I think as far as actually changing FluxBB to make use of this class goes, it should be done in #306, since that will require changing the authentication system a lot anyway.

Reines 2011-04-09 19:20:12

I've commit some of this into the fluxbb-2.0-sessions branch.

The functions random_pass() and random_key() need tidied up still, and changed to make use of PasswordHash::random_bytes().

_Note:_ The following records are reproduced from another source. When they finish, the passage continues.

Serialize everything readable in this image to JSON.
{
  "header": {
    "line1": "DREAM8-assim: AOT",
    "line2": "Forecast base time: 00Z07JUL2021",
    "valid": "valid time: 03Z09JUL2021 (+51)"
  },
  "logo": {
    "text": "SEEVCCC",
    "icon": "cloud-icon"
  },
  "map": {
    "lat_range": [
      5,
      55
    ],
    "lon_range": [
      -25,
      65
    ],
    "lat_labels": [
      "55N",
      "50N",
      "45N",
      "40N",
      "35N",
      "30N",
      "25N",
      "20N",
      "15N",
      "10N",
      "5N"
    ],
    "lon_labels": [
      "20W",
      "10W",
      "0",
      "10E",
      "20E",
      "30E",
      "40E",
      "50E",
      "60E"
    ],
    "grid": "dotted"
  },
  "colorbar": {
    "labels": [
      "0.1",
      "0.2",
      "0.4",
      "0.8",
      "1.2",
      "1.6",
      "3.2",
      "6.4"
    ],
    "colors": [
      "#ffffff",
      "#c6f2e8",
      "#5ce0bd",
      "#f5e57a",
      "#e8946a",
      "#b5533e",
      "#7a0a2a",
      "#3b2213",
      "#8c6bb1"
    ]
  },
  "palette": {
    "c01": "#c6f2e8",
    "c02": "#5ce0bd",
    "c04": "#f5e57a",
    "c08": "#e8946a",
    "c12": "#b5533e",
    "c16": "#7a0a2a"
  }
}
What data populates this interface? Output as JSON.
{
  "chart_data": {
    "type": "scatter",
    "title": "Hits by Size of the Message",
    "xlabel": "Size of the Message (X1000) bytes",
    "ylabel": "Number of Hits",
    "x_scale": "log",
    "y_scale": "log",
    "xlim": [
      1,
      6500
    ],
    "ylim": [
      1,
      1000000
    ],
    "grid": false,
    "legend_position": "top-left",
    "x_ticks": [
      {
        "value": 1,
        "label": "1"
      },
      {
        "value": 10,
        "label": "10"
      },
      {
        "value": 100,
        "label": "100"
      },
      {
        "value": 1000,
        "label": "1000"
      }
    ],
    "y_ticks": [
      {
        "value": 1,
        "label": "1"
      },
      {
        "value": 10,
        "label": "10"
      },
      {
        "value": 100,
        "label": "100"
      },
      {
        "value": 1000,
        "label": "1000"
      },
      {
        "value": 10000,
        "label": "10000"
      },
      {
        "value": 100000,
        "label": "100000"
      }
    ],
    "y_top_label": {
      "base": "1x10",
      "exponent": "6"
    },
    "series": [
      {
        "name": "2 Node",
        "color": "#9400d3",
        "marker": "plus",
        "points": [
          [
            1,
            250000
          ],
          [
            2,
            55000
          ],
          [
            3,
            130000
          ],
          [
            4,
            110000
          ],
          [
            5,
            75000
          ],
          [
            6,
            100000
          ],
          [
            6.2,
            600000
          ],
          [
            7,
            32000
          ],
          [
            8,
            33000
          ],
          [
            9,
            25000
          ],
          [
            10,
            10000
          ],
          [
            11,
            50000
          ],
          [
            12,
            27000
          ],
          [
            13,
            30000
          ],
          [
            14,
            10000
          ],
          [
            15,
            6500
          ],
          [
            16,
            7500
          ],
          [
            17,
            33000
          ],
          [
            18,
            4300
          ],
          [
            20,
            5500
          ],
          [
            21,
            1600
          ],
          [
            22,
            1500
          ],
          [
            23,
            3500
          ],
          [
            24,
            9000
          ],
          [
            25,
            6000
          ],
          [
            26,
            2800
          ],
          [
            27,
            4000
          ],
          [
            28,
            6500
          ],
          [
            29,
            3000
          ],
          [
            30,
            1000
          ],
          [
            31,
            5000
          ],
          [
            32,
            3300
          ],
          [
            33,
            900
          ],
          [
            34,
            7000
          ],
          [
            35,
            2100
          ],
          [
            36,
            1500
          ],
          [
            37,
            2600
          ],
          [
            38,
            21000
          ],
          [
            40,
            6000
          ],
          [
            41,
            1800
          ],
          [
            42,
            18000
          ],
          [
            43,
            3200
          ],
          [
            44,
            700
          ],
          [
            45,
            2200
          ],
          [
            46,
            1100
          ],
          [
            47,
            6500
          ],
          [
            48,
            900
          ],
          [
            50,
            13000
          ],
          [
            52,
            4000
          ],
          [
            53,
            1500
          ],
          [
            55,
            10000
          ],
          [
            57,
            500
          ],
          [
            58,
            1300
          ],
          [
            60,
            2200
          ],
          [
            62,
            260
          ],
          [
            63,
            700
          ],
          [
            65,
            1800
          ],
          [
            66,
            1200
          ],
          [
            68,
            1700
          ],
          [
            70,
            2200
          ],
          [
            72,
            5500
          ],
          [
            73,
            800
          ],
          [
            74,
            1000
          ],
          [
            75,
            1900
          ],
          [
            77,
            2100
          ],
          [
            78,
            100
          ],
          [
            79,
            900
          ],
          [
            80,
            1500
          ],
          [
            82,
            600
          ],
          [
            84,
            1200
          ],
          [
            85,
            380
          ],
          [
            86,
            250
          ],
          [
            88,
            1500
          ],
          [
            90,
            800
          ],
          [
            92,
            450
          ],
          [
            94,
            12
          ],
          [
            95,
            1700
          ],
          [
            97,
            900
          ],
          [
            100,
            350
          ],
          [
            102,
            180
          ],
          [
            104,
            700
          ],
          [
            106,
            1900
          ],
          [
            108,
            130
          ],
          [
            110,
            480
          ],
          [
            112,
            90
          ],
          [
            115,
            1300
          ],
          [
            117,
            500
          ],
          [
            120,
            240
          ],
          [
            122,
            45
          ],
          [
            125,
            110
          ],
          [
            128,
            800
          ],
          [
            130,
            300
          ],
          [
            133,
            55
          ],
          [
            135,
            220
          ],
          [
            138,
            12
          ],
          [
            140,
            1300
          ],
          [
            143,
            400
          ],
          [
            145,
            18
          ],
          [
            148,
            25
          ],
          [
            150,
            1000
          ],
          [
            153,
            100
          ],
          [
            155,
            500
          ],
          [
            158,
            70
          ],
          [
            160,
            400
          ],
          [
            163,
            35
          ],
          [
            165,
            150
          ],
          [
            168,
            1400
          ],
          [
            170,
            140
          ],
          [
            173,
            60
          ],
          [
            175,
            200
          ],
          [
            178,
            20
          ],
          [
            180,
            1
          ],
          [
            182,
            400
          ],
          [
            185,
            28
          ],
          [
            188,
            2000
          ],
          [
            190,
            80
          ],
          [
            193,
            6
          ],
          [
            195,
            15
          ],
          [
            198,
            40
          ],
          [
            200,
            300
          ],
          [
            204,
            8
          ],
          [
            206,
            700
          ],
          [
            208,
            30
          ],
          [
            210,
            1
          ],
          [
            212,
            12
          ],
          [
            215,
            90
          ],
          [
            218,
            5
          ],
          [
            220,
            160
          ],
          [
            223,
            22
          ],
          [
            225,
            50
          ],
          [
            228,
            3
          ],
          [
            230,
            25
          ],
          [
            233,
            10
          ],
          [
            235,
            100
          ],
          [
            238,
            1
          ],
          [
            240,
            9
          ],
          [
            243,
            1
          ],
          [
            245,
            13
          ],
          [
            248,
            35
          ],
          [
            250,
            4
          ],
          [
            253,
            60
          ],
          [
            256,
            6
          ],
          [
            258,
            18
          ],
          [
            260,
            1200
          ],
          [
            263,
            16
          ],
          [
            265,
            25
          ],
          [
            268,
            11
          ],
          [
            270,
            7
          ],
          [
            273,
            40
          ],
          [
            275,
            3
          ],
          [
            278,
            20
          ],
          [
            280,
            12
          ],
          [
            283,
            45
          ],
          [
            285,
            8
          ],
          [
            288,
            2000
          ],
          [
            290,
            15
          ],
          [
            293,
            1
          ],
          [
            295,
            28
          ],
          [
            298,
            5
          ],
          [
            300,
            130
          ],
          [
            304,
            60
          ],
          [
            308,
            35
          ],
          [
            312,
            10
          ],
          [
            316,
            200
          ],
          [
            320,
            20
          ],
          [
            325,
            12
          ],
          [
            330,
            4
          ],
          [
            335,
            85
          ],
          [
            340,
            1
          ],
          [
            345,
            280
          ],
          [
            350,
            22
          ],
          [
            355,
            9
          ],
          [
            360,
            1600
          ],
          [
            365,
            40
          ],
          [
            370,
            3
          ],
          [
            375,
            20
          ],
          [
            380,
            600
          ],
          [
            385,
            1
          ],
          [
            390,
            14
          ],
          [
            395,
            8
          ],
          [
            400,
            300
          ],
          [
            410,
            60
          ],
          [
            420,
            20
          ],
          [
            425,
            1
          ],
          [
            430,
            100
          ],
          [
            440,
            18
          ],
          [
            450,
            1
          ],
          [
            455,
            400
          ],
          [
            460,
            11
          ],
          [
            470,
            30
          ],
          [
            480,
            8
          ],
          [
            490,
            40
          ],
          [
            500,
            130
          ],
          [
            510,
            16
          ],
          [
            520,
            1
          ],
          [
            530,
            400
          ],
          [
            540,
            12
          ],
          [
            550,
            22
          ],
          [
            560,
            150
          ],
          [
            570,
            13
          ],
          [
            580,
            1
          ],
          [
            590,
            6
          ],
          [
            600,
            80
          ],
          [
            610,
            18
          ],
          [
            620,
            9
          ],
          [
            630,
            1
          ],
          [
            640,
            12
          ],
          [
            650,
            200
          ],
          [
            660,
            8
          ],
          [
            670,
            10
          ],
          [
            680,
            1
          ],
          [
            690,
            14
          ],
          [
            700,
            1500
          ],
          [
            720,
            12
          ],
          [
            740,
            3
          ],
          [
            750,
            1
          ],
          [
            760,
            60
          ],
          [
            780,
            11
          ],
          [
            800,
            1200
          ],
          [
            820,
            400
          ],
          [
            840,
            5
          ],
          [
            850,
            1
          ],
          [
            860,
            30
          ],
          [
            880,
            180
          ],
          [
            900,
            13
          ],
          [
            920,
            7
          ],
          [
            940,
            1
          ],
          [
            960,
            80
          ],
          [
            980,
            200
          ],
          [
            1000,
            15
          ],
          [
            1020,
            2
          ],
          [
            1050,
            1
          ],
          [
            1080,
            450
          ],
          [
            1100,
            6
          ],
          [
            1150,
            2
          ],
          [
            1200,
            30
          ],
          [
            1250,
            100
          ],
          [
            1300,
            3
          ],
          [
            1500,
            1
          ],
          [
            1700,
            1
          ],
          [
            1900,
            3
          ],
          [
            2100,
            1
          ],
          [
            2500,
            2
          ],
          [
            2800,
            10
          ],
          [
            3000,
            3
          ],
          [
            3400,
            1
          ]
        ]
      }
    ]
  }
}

To handle converting from old installs I was thinking we should make a plugin which converts old style passwords upon login - so I've put the code for this in a commented block saying TEMP at the moment. I've also only supported converting from 1.4 style passwords at the moment - should said plugin try to handle 1.2 and 1.3 style too, or should we only support from 1.4? (The problem with only 1.4 is even on a 1.4 install some users may have 1.3 style passwords if it was converted from 1.3 and users haven't logged in since - even on fluxbb.org we have a bunch. Though if the user hasn't logged in for that long, expecting them to manually reset their password wouldn't be too much to ask).

Franz 2011-04-09 21:12:12

I'd say the code to add for 1.2 and 1.3 shouldn't be too hard, so I would actually vote to support those, too - especially in a plugin.

Reines 2011-04-11 23:52:22

  • Status changed from open to fixed.